You can see it in the clouds. The "horse tails" are whipping to the southeast, as seen in this picture taken yesterday out on the road to the lake southeast of town. They indicate a cold front is about two-three days away.
Don Morgan, a New Mexico rancher taught me that. I worked for him outside of Fort Sumner when I was 21-22 after dropping out of college. In the Great Southwest there's little else but the weather to talk about. I needed that simplicity at the time. It was good, clean, healthy work and my horse was a better horse than I was a cowboy. You can imagine how humbling it was to sit on a horse like that and let him make all the decisions about cutting and herding without interference. It was like being powerless.
It was really, really like being powerless when that horse spotted the barn from high up on a ridge. The cattle herding was over. He headed straight for the barn and there was no stopping him. I just had to go with it.
It was a relief that nobody made fun of me when I finally made it back out to the branding in the old Jimmy. But then, ranchers and their cowboys are so notoriously stoic, the polite grins I was getting when I got back probably would have been interpreted by a native New Mexican as a denigrating laugh-fest worth a good barroom brawl after-hours. To a boy from the city like myself, I was just happy they all kept their mouths shut and left me alone.
How was I to know you were supposed to beat your horse for that kind of impudence? At any rate, the horse seemed to intuit that he'd never get a beating from a city slicker like me. I even tried twisting his ear. Nothing short of a beating was ever going to deter that horse from his destination and if I had tried, he'd have probably kicked my ass.
But I'm having the last laugh you see; that sombitch is long since dead and pecked over by buzzards of "the high chaparral." The "better cowboys" knew not to even ride him. But what a cutting horse he was! You could have put Howdy Doody in the saddle and that horse would have done his thang.
You can barely make her out, but my dog Honey is pictured nose buried in the earth about a half-inch up on the far right edge of the windmill photo -- black fur with the white shoulder. She's just a spot really. Click-on the photo for an enlarged version.

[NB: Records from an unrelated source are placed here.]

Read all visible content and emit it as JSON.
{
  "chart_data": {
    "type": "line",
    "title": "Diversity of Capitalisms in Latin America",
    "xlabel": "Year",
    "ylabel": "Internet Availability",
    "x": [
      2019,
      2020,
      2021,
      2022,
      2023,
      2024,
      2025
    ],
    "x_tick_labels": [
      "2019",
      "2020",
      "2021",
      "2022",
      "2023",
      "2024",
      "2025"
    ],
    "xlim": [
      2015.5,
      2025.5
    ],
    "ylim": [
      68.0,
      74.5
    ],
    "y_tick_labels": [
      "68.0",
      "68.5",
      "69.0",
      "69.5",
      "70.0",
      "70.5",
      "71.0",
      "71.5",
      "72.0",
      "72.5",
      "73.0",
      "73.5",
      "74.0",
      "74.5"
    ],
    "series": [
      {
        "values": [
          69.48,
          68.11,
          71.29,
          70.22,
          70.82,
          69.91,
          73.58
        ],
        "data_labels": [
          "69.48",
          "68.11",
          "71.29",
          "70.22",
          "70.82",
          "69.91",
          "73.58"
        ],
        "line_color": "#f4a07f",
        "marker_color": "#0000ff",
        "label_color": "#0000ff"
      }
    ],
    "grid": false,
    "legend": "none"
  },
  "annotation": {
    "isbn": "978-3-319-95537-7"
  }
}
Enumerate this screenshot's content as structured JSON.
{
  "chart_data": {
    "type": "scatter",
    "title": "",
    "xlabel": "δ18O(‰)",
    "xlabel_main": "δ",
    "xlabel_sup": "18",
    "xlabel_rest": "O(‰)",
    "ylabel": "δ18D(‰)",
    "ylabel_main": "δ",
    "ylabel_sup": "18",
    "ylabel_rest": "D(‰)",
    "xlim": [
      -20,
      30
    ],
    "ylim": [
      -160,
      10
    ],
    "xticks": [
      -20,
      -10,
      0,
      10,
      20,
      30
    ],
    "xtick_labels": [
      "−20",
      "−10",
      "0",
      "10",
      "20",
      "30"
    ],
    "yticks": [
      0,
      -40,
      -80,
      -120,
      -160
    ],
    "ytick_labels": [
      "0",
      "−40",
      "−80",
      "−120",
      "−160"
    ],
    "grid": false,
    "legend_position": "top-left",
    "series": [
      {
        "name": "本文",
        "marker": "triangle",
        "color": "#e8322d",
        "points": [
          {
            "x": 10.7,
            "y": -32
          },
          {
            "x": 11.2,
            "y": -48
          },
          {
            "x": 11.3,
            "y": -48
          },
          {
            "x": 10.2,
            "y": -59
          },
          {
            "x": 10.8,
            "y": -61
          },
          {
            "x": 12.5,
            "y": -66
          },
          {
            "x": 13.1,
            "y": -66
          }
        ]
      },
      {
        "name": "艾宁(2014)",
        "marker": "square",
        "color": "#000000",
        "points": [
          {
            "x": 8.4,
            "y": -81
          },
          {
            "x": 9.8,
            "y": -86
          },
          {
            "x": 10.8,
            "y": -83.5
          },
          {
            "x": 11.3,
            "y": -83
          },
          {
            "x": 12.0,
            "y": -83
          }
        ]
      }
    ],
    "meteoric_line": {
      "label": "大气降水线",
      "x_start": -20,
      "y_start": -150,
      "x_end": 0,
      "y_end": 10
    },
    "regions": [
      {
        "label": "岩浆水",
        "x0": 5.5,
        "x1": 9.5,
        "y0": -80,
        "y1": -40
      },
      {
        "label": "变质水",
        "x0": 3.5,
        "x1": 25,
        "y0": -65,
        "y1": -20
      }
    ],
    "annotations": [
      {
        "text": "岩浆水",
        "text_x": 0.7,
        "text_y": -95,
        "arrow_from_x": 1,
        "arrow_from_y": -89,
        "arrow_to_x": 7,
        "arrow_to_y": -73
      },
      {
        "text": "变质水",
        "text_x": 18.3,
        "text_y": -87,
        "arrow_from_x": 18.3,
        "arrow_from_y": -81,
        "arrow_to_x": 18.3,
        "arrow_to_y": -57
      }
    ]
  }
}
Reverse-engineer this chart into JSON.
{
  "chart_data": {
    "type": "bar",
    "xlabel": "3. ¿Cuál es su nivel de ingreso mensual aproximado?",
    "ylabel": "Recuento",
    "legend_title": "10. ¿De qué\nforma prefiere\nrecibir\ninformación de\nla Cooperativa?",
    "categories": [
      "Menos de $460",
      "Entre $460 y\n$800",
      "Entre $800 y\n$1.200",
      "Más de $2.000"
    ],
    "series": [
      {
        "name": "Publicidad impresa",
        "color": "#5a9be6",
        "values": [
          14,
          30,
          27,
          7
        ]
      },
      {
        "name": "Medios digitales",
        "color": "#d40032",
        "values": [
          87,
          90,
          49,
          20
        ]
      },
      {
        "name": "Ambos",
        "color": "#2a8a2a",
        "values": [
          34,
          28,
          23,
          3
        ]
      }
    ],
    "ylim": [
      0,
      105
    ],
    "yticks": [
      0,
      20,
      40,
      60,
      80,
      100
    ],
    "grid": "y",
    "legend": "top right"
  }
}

This windmill photo was interesting without the added effects, but a little color saturation, some sharpening and lots of added grain to give it the look of an old painting and folks around here will soon be thinking I've been working in oils. It's amazing what a Nikon D80 can do to get an old timer out of the house and into the sunlight, even at sunset, even if photographs of western windmills have long been a cliché, even if admitting the cliché is cliché, and so on.
The really good thing about windmills though, is that they remind me of water. Some days, cues and triggers like this can be very important.